Em vez de corrigir isso, o Reino Unido lançou um “repressão sobre o uso de cigarros eletrônicos por jovens”. O uso de cigarros eletrônicos por jovens é o argumento que encerra qualquer discussão antes mesmo de começar, então aqui estão os números. Para cada jovem que usa cigarro eletrônico na Grã-Bretanha, existem 17 adultos que o fazem, assim como Clive Bates escreve em seu Substack. E muitos outros fumantes adultos poderiam mudar, se o governo não estivesse se esforçando tanto para impedi-los. 

Clive afirma categoricamente: "Tudo o que o governo está dizendo e fazendo só vai agravar as percepções de risco totalmente equivocadas sobre fumar e usar cigarros eletrônicos."“

Como política de saúde pública, isso é indefensável. Suécia, Grã-Bretanha e Nova Zelândia estão realizando o mesmo experimento, e ele continua produzindo o mesmo resultado. O uso de cigarros eletrônicos não aumenta as taxas de tabagismo.
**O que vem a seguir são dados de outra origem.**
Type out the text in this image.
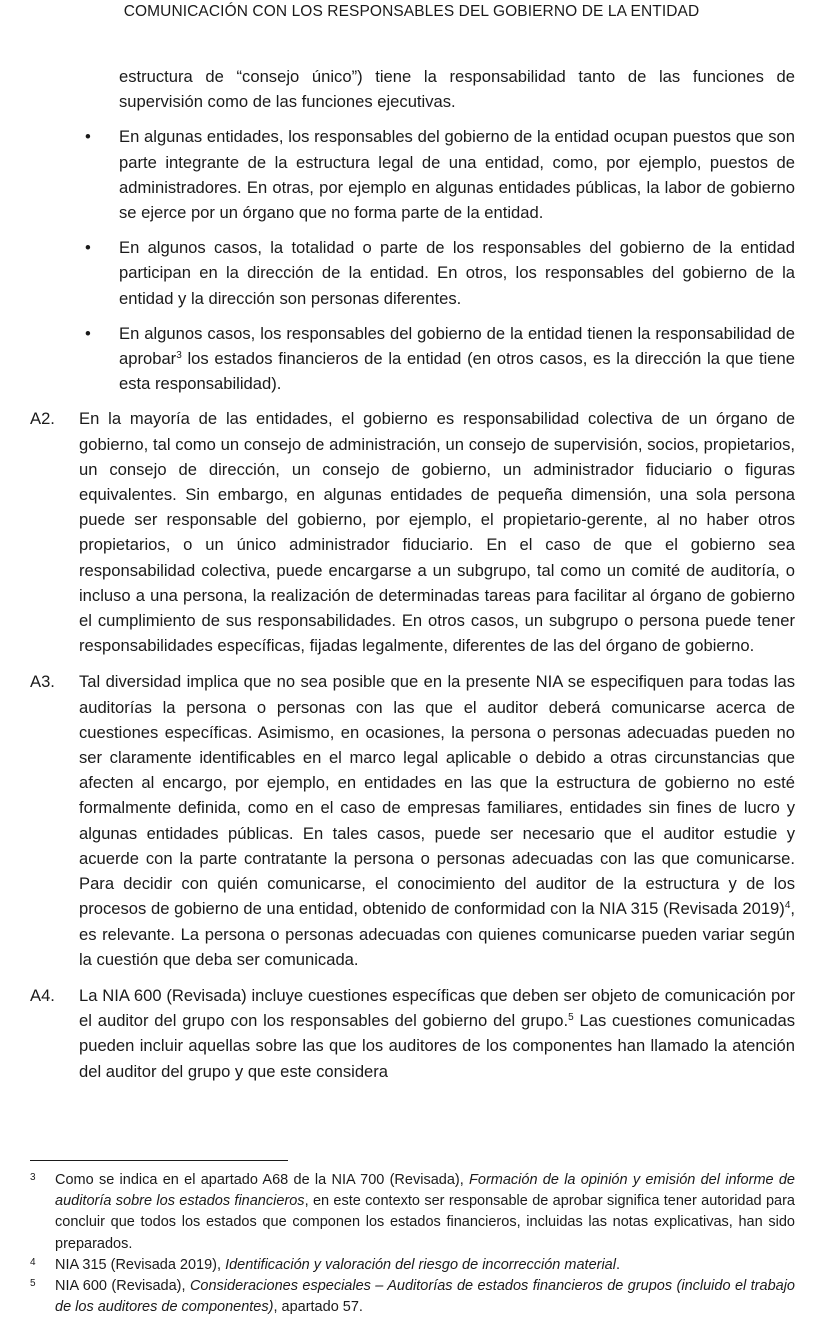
COMUNICACIÓN CON LOS RESPONSABLES DEL GOBIERNO DE LA ENTIDAD

estructura de “consejo único”) tiene la responsabilidad tanto de las funciones de supervisión como de las funciones ejecutivas.

• En algunas entidades, los responsables del gobierno de la entidad ocupan puestos que son parte integrante de la estructura legal de una entidad, como, por ejemplo, puestos de administradores. En otras, por ejemplo en algunas entidades públicas, la labor de gobierno se ejerce por un órgano que no forma parte de la entidad.

• En algunos casos, la totalidad o parte de los responsables del gobierno de la entidad participan en la dirección de la entidad. En otros, los responsables del gobierno de la entidad y la dirección son personas diferentes.

• En algunos casos, los responsables del gobierno de la entidad tienen la responsabilidad de aprobar$^3$ los estados financieros de la entidad (en otros casos, es la dirección la que tiene esta responsabilidad).

A2. En la mayoría de las entidades, el gobierno es responsabilidad colectiva de un órgano de gobierno, tal como un consejo de administración, un consejo de supervisión, socios, propietarios, un consejo de dirección, un consejo de gobierno, un administrador fiduciario o figuras equivalentes. Sin embargo, en algunas entidades de pequeña dimensión, una sola persona puede ser responsable del gobierno, por ejemplo, el propietario-gerente, al no haber otros propietarios, o un único administrador fiduciario. En el caso de que el gobierno sea responsabilidad colectiva, puede encargarse a un subgrupo, tal como un comité de auditoría, o incluso a una persona, la realización de determinadas tareas para facilitar al órgano de gobierno el cumplimiento de sus responsabilidades. En otros casos, un subgrupo o persona puede tener responsabilidades específicas, fijadas legalmente, diferentes de las del órgano de gobierno.

A3. Tal diversidad implica que no sea posible que en la presente NIA se especifiquen para todas las auditorías la persona o personas con las que el auditor deberá comunicarse acerca de cuestiones específicas. Asimismo, en ocasiones, la persona o personas adecuadas pueden no ser claramente identificables en el marco legal aplicable o debido a otras circunstancias que afecten al encargo, por ejemplo, en entidades en las que la estructura de gobierno no esté formalmente definida, como en el caso de empresas familiares, entidades sin fines de lucro y algunas entidades públicas. En tales casos, puede ser necesario que el auditor estudie y acuerde con la parte contratante la persona o personas adecuadas con las que comunicarse. Para decidir con quién comunicarse, el conocimiento del auditor de la estructura y de los procesos de gobierno de una entidad, obtenido de conformidad con la NIA 315 (Revisada 2019)$^4$, es relevante. La persona o personas adecuadas con quienes comunicarse pueden variar según la cuestión que deba ser comunicada.

A4. La NIA 600 (Revisada) incluye cuestiones específicas que deben ser objeto de comunicación por el auditor del grupo con los responsables del gobierno del grupo.$^5$ Las cuestiones comunicadas pueden incluir aquellas sobre las que los auditores de los componentes han llamado la atención del auditor del grupo y que este considera

3 Como se indica en el apartado A68 de la NIA 700 (Revisada), Formación de la opinión y emisión del informe de auditoría sobre los estados financieros, en este contexto ser responsable de aprobar significa tener autoridad para concluir que todos los estados que componen los estados financieros, incluidas las notas explicativas, han sido preparados.

4 NIA 315 (Revisada 2019), Identificación y valoración del riesgo de incorrección material.

5 NIA 600 (Revisada), Consideraciones especiales – Auditorías de estados financieros de grupos (incluido el trabajo de los auditores de componentes), apartado 57.
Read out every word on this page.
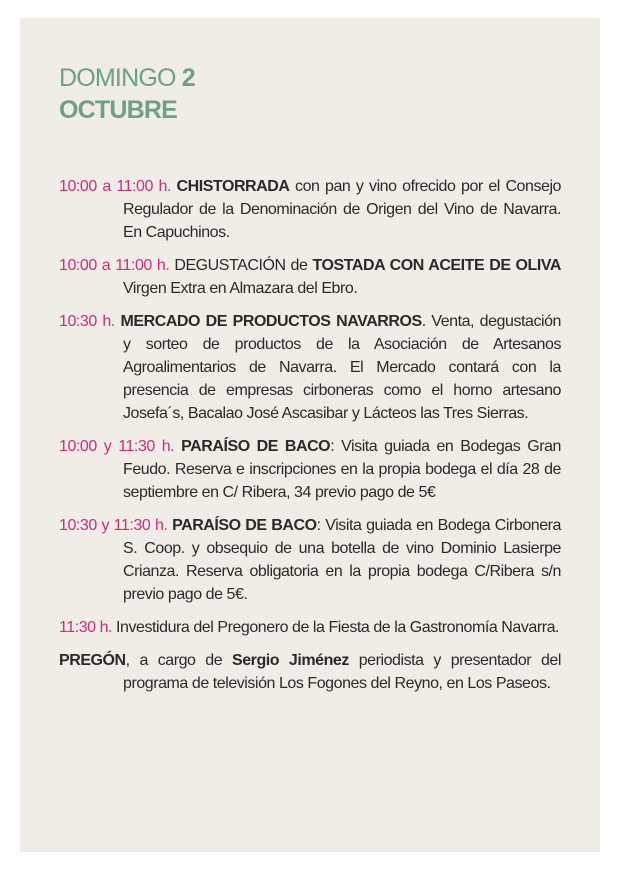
DOMINGO 2
OCTUBRE
10:00 a 11:00 h. CHISTORRADA con pan y vino ofrecido por el Consejo Regulador de la Denominación de Origen del Vino de Navarra. En Capuchinos.
10:00 a 11:00 h. DEGUSTACIÓN de TOSTADA CON ACEITE DE OLIVA Virgen Extra en Almazara del Ebro.
10:30 h. MERCADO DE PRODUCTOS NAVARROS. Venta, degustación y sorteo de productos de la Asociación de Artesanos Agroalimentarios de Navarra. El Mercado contará con la presencia de empresas cirboneras como el horno artesano Josefa´s, Bacalao José Ascasibar y Lácteos las Tres Sierras.
10:00 y 11:30 h. PARAÍSO DE BACO: Visita guiada en Bodegas Gran Feudo. Reserva e inscripciones en la propia bodega el día 28 de septiembre en C/ Ribera, 34 previo pago de 5€
10:30 y 11:30 h. PARAÍSO DE BACO: Visita guiada en Bodega Cirbonera S. Coop. y obsequio de una botella de vino Dominio Lasierpe Crianza. Reserva obligatoria en la propia bodega C/Ribera s/n previo pago de 5€.
11:30 h. Investidura del Pregonero de la Fiesta de la Gastronomía Navarra.
PREGÓN, a cargo de Sergio Jiménez periodista y presentador del programa de televisión Los Fogones del Reyno, en Los Paseos.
Na verdade, as reduz. Simplesmente nunca ouvimos falar disso.

Nada disso é segredo. É publicado, revisado por pares e ignorado. A mídia e os políticos não têm um problema de conhecimento. Eles têm um problema de vontade. É hora de parar de negar que os cigarros eletrônicos e as bolsas de nicotina funcionam.

A cada ano que passam errando nisso, fumantes que poderiam ter mudado continuam fumando. Esse é o preço da história que ninguém quer contar.